The first chapter is an interview with artist Emma Haugh along the writings of feministic Sci-Fi author Octavia Butler. The interview takes place at the mineral collection of the Naturkunde Museum in Berlin. Haugh is talking about issues of sexuality, struggles of identity and the abilitiy for radical changes while referring to Butlers novels “Wild Seeds,” and “Patternmaster”.
In the second chapter retellings of various Sci-Fi novels are combined with an activation of the artist´s archive material. One of the retellings is Ursula Le Guin´s ”The Word for World is Forest”. The society described in the novel has two equal concepts of time – time awake and dream time and the inhabitants have trained themself to dream aware. The film itself flows between fictive and real characters and pictures changes from one state of mind to another.
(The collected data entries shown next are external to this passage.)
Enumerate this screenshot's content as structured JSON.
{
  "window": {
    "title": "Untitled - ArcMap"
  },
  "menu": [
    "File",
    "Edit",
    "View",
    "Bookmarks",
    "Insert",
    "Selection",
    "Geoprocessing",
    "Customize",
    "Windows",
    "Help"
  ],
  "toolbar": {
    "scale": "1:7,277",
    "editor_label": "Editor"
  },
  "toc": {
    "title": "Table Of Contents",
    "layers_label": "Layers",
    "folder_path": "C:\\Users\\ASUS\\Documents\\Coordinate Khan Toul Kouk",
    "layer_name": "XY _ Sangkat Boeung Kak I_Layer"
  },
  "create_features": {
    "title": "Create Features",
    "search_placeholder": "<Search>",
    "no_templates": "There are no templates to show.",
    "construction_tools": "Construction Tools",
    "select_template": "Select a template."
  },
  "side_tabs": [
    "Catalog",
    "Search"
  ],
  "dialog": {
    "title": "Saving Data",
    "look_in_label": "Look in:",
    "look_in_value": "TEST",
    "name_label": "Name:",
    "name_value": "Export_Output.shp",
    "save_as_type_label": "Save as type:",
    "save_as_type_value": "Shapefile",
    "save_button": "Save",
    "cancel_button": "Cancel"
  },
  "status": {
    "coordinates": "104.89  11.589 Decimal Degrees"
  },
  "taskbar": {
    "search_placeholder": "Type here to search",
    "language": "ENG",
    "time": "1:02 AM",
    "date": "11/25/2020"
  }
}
When we encounter Katharina Detzel, who was admitted to mental hospitals, the film narrates the struggles against suppression. Over night while kept in isolation she made a life-sized doll out of the mattress ticking and straw from her bed. In the Prinzhorn Collection there is an incredible photo of her holding up her lifesize male doll. The collection in Heidelberg consists of works by patients of psychiatric institutions made mainly between 1840 and 1940.
The images of the second chapter shot in on various locations like the artist´s studio, forrests in Mexico, the Naturkunde Museum in Berlin and the Prinzhorn Collection are accompanied by a soundscapes of Olaf Hochherz.